Sarkozy hopes this will increase growth, yet theoretical net effect of such a policy is ambiguous as the improvement in incentives from the tax cuts is counteracted by the "crowding out" effect of deficits as well as the income effect on work efforts. And as the theoretical effect is ambiguous, the likely actual net effect is likely to be small in either direction.

Combined with his attacks on the ECB for pursuing a "too tight" (i.e. insufficiently inflationary) monetary policy, a clear picture emerges of Sarkozy as a supply-sider. Supply-siders are basically Keynesians with their love for budget deficits and a "accommodative" (i.e. inflationary) monetary policy. Only unlike left-liberal Keynesians like Paul Krugman, they wishes to achieve the deficits by reducing taxes rather than increasing spending and they also generally use free market rhetoric and some free market policies (apart from tax cuts usually also deregulation and free trade). Sarkozy fits this description perfectly, although being a French politician he also uses some statist rhetoric and favors a certain degree of protectionism.

4 Comments:

Blogger Flavian said...

Supply-siders are not altogether wrong.

Tax cuts may under some circumstances actually increase economic actvity in the taxed sector and thus finance themselves.

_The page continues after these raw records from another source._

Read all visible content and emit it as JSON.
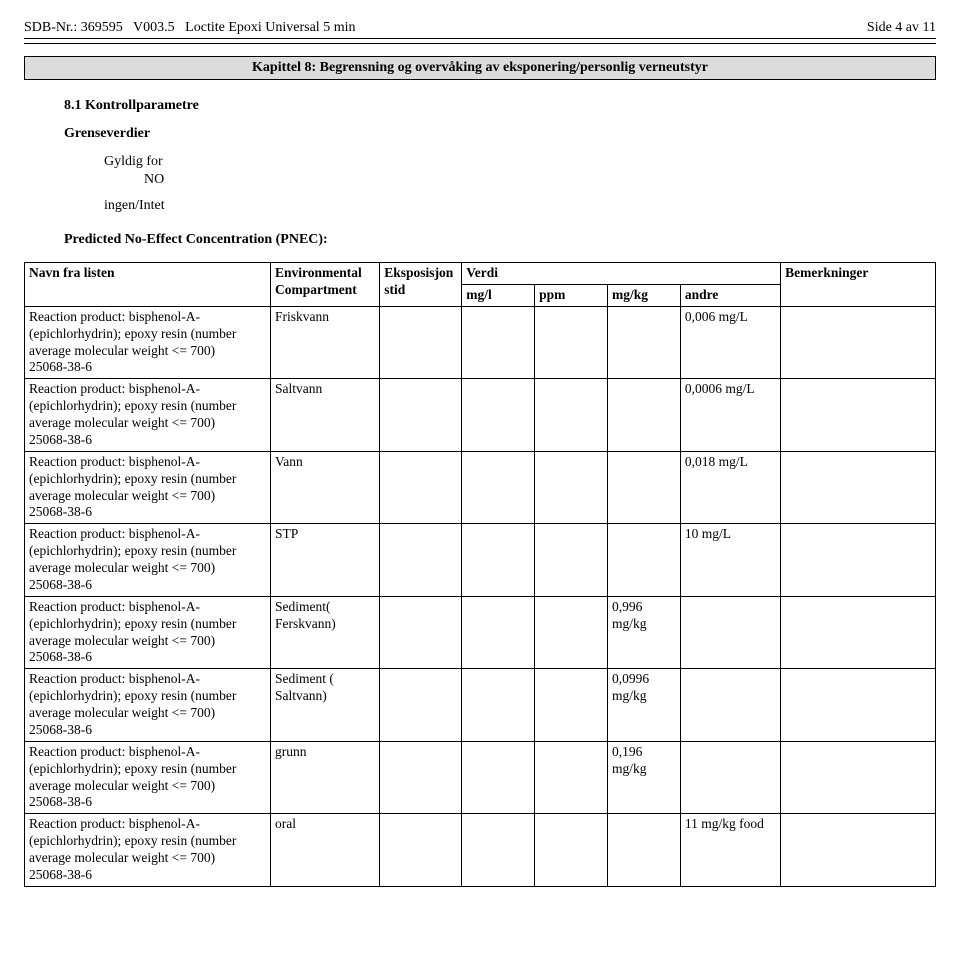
{
  "header": {
    "sdb_nr_label": "SDB-Nr.:",
    "sdb_nr": "369595",
    "version_label": "V003.5",
    "product_name": "Loctite Epoxi Universal 5 min",
    "page_label": "Side 4 av 11"
  },
  "section_title": "Kapittel 8: Begrensning og overvåking av eksponering/personlig verneutstyr",
  "kontroll": {
    "num_title": "8.1 Kontrollparametre",
    "grense": "Grenseverdier",
    "gyldig_for": "Gyldig for",
    "no": "NO",
    "ingen": "ingen/Intet",
    "pnec_title": "Predicted No-Effect Concentration (PNEC):"
  },
  "pnec_headers": {
    "name": "Navn fra listen",
    "env": "Environmental Compartment",
    "eksp": "Eksposisjonstid",
    "verdi": "Verdi",
    "mgl": "mg/l",
    "ppm": "ppm",
    "mgkg": "mg/kg",
    "andre": "andre",
    "bem": "Bemerkninger"
  },
  "substance_text": "Reaction product: bisphenol-A-(epichlorhydrin); epoxy resin (number average molecular weight <= 700)\n25068-38-6",
  "pnec_rows": [
    {
      "env": "Friskvann",
      "eksp": "",
      "mgl": "",
      "ppm": "",
      "mgkg": "",
      "andre": "0,006 mg/L",
      "bem": ""
    },
    {
      "env": "Saltvann",
      "eksp": "",
      "mgl": "",
      "ppm": "",
      "mgkg": "",
      "andre": "0,0006 mg/L",
      "bem": ""
    },
    {
      "env": "Vann",
      "eksp": "",
      "mgl": "",
      "ppm": "",
      "mgkg": "",
      "andre": "0,018 mg/L",
      "bem": ""
    },
    {
      "env": "STP",
      "eksp": "",
      "mgl": "",
      "ppm": "",
      "mgkg": "",
      "andre": "10 mg/L",
      "bem": ""
    },
    {
      "env": "Sediment( Ferskvann)",
      "eksp": "",
      "mgl": "",
      "ppm": "",
      "mgkg": "0,996 mg/kg",
      "andre": "",
      "bem": ""
    },
    {
      "env": "Sediment ( Saltvann)",
      "eksp": "",
      "mgl": "",
      "ppm": "",
      "mgkg": "0,0996 mg/kg",
      "andre": "",
      "bem": ""
    },
    {
      "env": "grunn",
      "eksp": "",
      "mgl": "",
      "ppm": "",
      "mgkg": "0,196 mg/kg",
      "andre": "",
      "bem": ""
    },
    {
      "env": "oral",
      "eksp": "",
      "mgl": "",
      "ppm": "",
      "mgkg": "",
      "andre": "11 mg/kg food",
      "bem": ""
    }
  ],
  "colors": {
    "section_bg": "#dcdcdc",
    "border": "#000000",
    "text": "#000000",
    "page_bg": "#ffffff"
  }
}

Secondly the message is positive and does not provoke popular protests.

High taxes may be a bigger economic problem than a budget deficit in a growing economy.

And I also think that one of the greatest pros of a gold standard would be low real and nominal interest rates.

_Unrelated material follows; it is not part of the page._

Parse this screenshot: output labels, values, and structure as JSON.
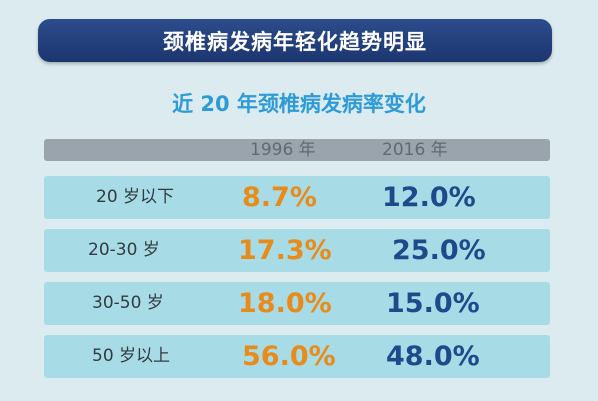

Altogether correctly understood supply-side economics is OK.

12:49 AM  
Blogger stefankarlsson said...

I didn't say they are wrong altogether, just that they aren't right altogether.

Self-financing tax cuts can occur, but only during extreme circumstances, such as when initial tax rates are extremely high or when the tax base is extremely mobile. The corporate income tax is perhaps the closest one today due to the higher mobility of corporate investments as well as their greater ability to conduct tax planning.

As for it being popular, well, that doesn't make it right.

Higher taxes may be a bigger problem, but it may also be a smaller problem because the net effect as I said is ambiguous.

As for your remark about the gold standard, it has nothing to do with this as supply-siders don't favor any gold standard in any real sense.

9:05 AM  
Blogger Flavian said...

Neither did I say that supply-siders are altogether right.

In my opinion supply-side economics is an interesting challenge to "conventional wisdom" and I also think that any economist ought to try to answer their questions.

If so one can learn a lot from those "heretics". And I do think that supply-siders are much closer to austrian theory than monetarists.

And by the way, although I consider Mises one of the most important economists of all time, I think he may have been wrong on some issues.

5:00 PM  
Blogger stefankarlsson said...

Well, virtually no one agrees 100% on all issues with anyone else and I too think Mises was wrong on some issues, most notably philosophy of science, statistics and exchange rate theory.

But there is a big difference between Mises' few and less important errors and the more serious errors of supply-siders with regards to their pro-deficit and pro-inflation views.